Le 22 août 2016 ouvrira la première auto-école « non mixte » à Villefranche-sur-Saône, dans le Rhône : femmes et hommes suivront séparément, dans deux salles distinctes, leurs cours de code avec un professeur du même sexe.  Informé par les réseaux sociaux, le maire Bernard Perrut, membre du parti Républicain, a publié un communiqué dans lequel il s’insurge de l’initiative au nom des « valeurs de la République, [de] l’égalité homme-femme, et [de son] opposition à toutes les formes de communautarisme ».

La gérante de cette future auto-école, Sarah Bakar, ne s’attendait pas à une telle polémique. « Pas de bol », comme dirait François Hollande, le projet tombe en plein milieu du débat sur le burkini. Interrogée par BFM TV, elle dément toute considération religieuse : « Vu la demande que j’avais, qui était assez impressionnante, de filles qui voulaient être toutes seules notamment parce que les garçons sont chahuteurs, font beaucoup de bruit » [1].

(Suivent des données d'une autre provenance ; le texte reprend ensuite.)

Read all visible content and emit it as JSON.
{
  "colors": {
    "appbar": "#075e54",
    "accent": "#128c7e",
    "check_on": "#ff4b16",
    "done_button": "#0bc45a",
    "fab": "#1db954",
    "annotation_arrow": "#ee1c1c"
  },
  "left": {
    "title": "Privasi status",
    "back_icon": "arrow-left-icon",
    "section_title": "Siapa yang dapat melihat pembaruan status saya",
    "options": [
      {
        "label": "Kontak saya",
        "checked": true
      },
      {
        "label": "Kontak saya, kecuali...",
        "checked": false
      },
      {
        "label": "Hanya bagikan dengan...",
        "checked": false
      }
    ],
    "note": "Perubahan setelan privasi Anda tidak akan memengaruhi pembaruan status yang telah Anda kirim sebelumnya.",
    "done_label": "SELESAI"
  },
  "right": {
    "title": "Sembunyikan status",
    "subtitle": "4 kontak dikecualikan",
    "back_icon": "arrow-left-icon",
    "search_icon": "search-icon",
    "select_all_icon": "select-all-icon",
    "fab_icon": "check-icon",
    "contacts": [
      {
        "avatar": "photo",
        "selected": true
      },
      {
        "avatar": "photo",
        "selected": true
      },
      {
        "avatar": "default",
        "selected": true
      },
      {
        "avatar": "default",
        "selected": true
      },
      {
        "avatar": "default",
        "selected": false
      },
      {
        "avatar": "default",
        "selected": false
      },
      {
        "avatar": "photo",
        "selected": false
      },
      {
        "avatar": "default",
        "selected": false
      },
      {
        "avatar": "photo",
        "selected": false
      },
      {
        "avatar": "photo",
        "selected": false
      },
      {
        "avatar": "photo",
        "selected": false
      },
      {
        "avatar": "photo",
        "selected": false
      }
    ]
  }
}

Les « zones réservées aux femmes » se multiplient en Europe. Qu’en penser ? En Suède, le festival culturel de Göteborg vient d’en instaurer une. N’oublions pas que cette année, à deux reprises lors de festival musicaux, une trentaine de jeunes filles de 12 à 18 ans avaient été agressées ou violées par des réfugiés. Rappelons également qu’en réponse aux milliers d’agressions sexuelles lors du Nouvel An par les migrants, des wagons de train exclusivement féminins avaient créés à Cologne… En juin 2016, l’Angleterre amorçait déjà la tendance lors du festival de Glastonbury en regroupant, avec une délicate nuance, « toutes les personnes s’identifiant en tant que femmes » dans une zone intégrée à celles des « queer et transgenre », pour marquer leur opposition à ce « monde qui est toujours gouverné et pensé principalement par et pour les hommes ». Naître femme nous donnerait visiblement le privilège d’être parquée dans un enclos avec les « minorités ».

Comme je l’écrivais dans un article pour Boulevard Voltaire [2], Bordeaux pratiquait la même politique avec des associations telles que Le Labo Décolonial, qui calcule le degré de discrimination d’un l’individu en additionnant des critères (sexe, ethnie, religion, classe sociale) associés à « la minorité » : plus on en cumulerait, plus les revendications communautaires sembleraient légitimes.

Une logique tordue de « discrimination positive » fondée sur l’exclusion sociale de l’homme blanc hétérosexuel ou du chef de famille, catholique de surcroît –espèce en voie de disparition.

Pourtant, il convient de rabâcher un fait indéniable, pour tempérer un petit peu ces informations : le harcèlement quotidien subit par les femmes dans les transports en commun.

Nous ne parlons pas ici du « harcèlement de rue » de Marion Séclin, qui s’offusque du moindre compliment lorsqu’elle se déplace « d’un point A à un point B », mais du sentiment d’insécurité justifié, des injures, des regards haineux, des insultes, des coups, des humiliations, des agressions et pire encore. Ce climat délétère, que les Parisiennes connaissent bien, se répand dans toutes les régions de France, puisque les campements sauvages et la jungle de Calais sont progressivement démantelés : loin de disparaître comme par magie, les migrants sont gracieusement installés aux frais de l’Etat dans des appartements aux quatre coins de notre pays. Ainsi par exemple, l’Aquitaine en accueillera 46 000 d’ici deux ans, dans de petites communes à quelques kilomètres de l’océan. Réputée pour sa plage et ses nombreux sites touristiques, capitale du vin avec ses vignobles, le décor change progressivement de couleur. Le climat aussi –et, je vous l’assure, même dans certains quartiers calmes, il est désormais mal vu d’être femme.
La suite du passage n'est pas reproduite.